Das AIDA Prinzip

von am 29.01.2014

Werbepsychologie nach dem AIDA-Modell

Der Amerikaner Elmo Lewis veröffentlichte im Jahre 1898 ein Marketing-Modell dass aus 4 Stufen bestand und den Namen AIDA trug.

Seit damals hat sich die Werbelandschaft gravierend verändert. Von neuen Werbekanälen über eine vielfach gestiegene Menge an Werbereizen bis hin zu veränderten gesellschaftlichen Moralvorstellungen ist die Welt heute eine ganz andere. Was sich seit dem aber nicht geändert hat ist die Grundlage der meisten Werbekampagnen – das AIDA-Modell.

Bei der Bezeichnung „AIDA“ handelt es sich um die Anfangsbuchstaben der 4 Stufen des Modells. Nach dem Modell sollte ein potenzieller Kunde diese 4 Stufen durchlaufen um eine Kaufentscheidung zu bewirken.

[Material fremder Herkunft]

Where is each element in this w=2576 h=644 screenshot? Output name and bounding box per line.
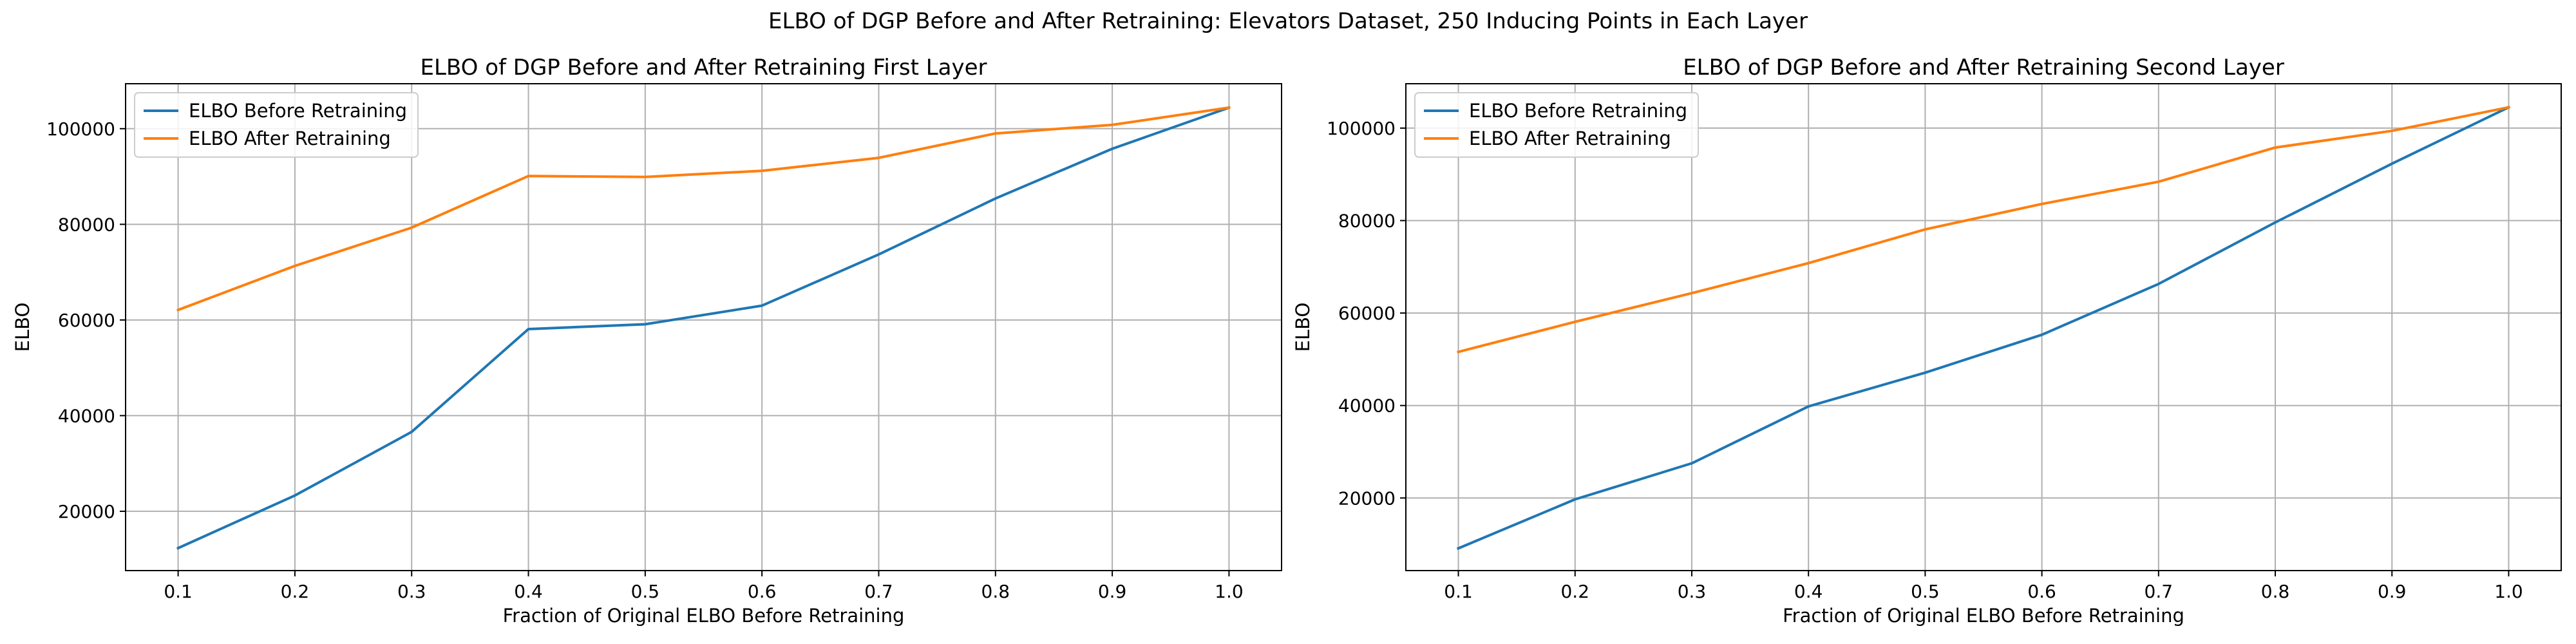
subplot-first-layer: 0.1 0.2 0.3 0.4 0.5 0.6 0.7 0.8 0.9 1.0 20000 40000… bbox=[12, 55, 1282, 627]
legend: ELBO Before Retraining ELBO After Retrain… bbox=[134, 92, 419, 158]
legend-label: ELBO After Retraining bbox=[1469, 128, 1671, 149]
subplot-title: ELBO of DGP Before and After Retraining … bbox=[1683, 55, 2284, 80]
y-tick-label: 100000 bbox=[1327, 118, 1396, 139]
x-tick-label: 0.4 bbox=[514, 581, 543, 602]
legend-box bbox=[134, 92, 419, 158]
subplot-second-layer: 0.1 0.2 0.3 0.4 0.5 0.6 0.7 0.8 0.9 1.0 20000 40000… bbox=[1292, 55, 2562, 627]
x-tick-label: 0.1 bbox=[1444, 581, 1473, 602]
x-tick-label: 0.6 bbox=[2027, 581, 2056, 602]
x-tick-label: 0.4 bbox=[1794, 581, 1823, 602]
x-tick-label: 0.5 bbox=[631, 581, 660, 602]
x-tick-label: 0.8 bbox=[981, 581, 1010, 602]
series-line-after bbox=[1457, 106, 2510, 354]
axes-frame bbox=[1405, 83, 2562, 571]
y-axis-label: ELBO bbox=[12, 303, 33, 352]
y-tick-label: 80000 bbox=[58, 214, 115, 235]
x-tick-label: 0.9 bbox=[2378, 581, 2407, 602]
figure-suptitle: ELBO of DGP Before and After Retraining:… bbox=[768, 8, 1808, 34]
x-tick-label: 0.7 bbox=[2145, 581, 2174, 602]
legend: ELBO Before Retraining ELBO After Retrain… bbox=[1414, 92, 1699, 158]
x-tick-label: 0.2 bbox=[1560, 581, 1589, 602]
x-tick-label: 0.8 bbox=[2261, 581, 2290, 602]
y-tick-label: 40000 bbox=[58, 405, 115, 426]
y-tick-label: 20000 bbox=[1338, 488, 1396, 509]
x-tick-label: 1.0 bbox=[2494, 581, 2523, 602]
x-tick-label: 0.2 bbox=[281, 581, 310, 602]
series-line-after bbox=[176, 106, 1231, 312]
series-line-before bbox=[176, 106, 1231, 550]
y-tick-label: 20000 bbox=[58, 501, 115, 522]
y-tick-label: 60000 bbox=[58, 310, 115, 331]
axes-frame bbox=[125, 83, 1282, 571]
x-tick-label: 0.3 bbox=[397, 581, 426, 602]
series-line-before bbox=[1456, 105, 2511, 551]
legend-box bbox=[1414, 92, 1699, 158]
x-axis-label: Fraction of Original ELBO Before Retrain… bbox=[1783, 605, 2184, 627]
x-tick-label: 0.5 bbox=[1911, 581, 1940, 602]
y-tick-label: 80000 bbox=[1338, 211, 1396, 232]
x-axis-label: Fraction of Original ELBO Before Retrain… bbox=[503, 605, 905, 627]
y-tick-label: 60000 bbox=[1338, 303, 1396, 324]
y-tick-label: 40000 bbox=[1338, 395, 1396, 417]
x-tick-label: 0.7 bbox=[864, 581, 893, 602]
legend-label: ELBO After Retraining bbox=[189, 128, 391, 149]
legend-label: ELBO Before Retraining bbox=[1469, 100, 1687, 122]
x-tick-label: 0.6 bbox=[748, 581, 777, 602]
legend-label: ELBO Before Retraining bbox=[189, 100, 407, 122]
x-tick-label: 0.1 bbox=[164, 581, 193, 602]
x-tick-label: 0.3 bbox=[1678, 581, 1707, 602]
subplot-title: ELBO of DGP Before and After Retraining … bbox=[420, 55, 987, 80]
y-axis-label: ELBO bbox=[1292, 303, 1314, 352]
x-tick-label: 1.0 bbox=[1215, 581, 1244, 602]
y-tick-label: 100000 bbox=[46, 118, 115, 140]
x-tick-label: 0.9 bbox=[1098, 581, 1127, 602]
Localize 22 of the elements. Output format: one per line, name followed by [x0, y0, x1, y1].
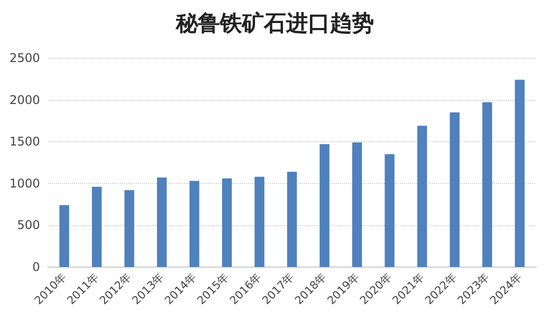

Stufe 1: A – Attention (Aufmerksamkeit)
Stufe 2: I – Interest (Interesse)
Stufe 3: D – Desire (Wunsch)
Stufe 4: A – Action (Handlung)

Das AIDA-Modell in der Praxis

Attention: In der ersten Stufe soll der potenzielle Kunde auf die Werbung aufmerksam gemacht werden. Keine Beachtung – kein Werbeeffekt.
Dieses Ziel erreicht man beispielsweise durch einen sogenannten ‚Eyecatcher‘, ein ungewöhnliches Bild oder Grafikelement, auffällige oder überdimensionierte Typographie, markante Slogans, Signalfarben, etc.

Interest: Die zweite Stufe soll das Interesse des Betrachters wecken. Nur wer interessiert ist, nimmt sich auch die Zeit um die Werbung weiter auf sich wirken zu lassen.
Praktisch geht es hier darum die in der ersten Stufe erzeuge Aufmerksamkeit weiter zu steigern und so ein tatsächliches Interesse zu erzeugen. In den meisten Fällen wird dies durch einen Werbeslogan, eine Anspielung oder ein Versprechen erreicht. Wichtig ist hier, dass die Aussagen kurz und leicht verständlich gehalten sind, damit sie in möglichst kurzer Zeit vom Betrachter aufgenommen werden.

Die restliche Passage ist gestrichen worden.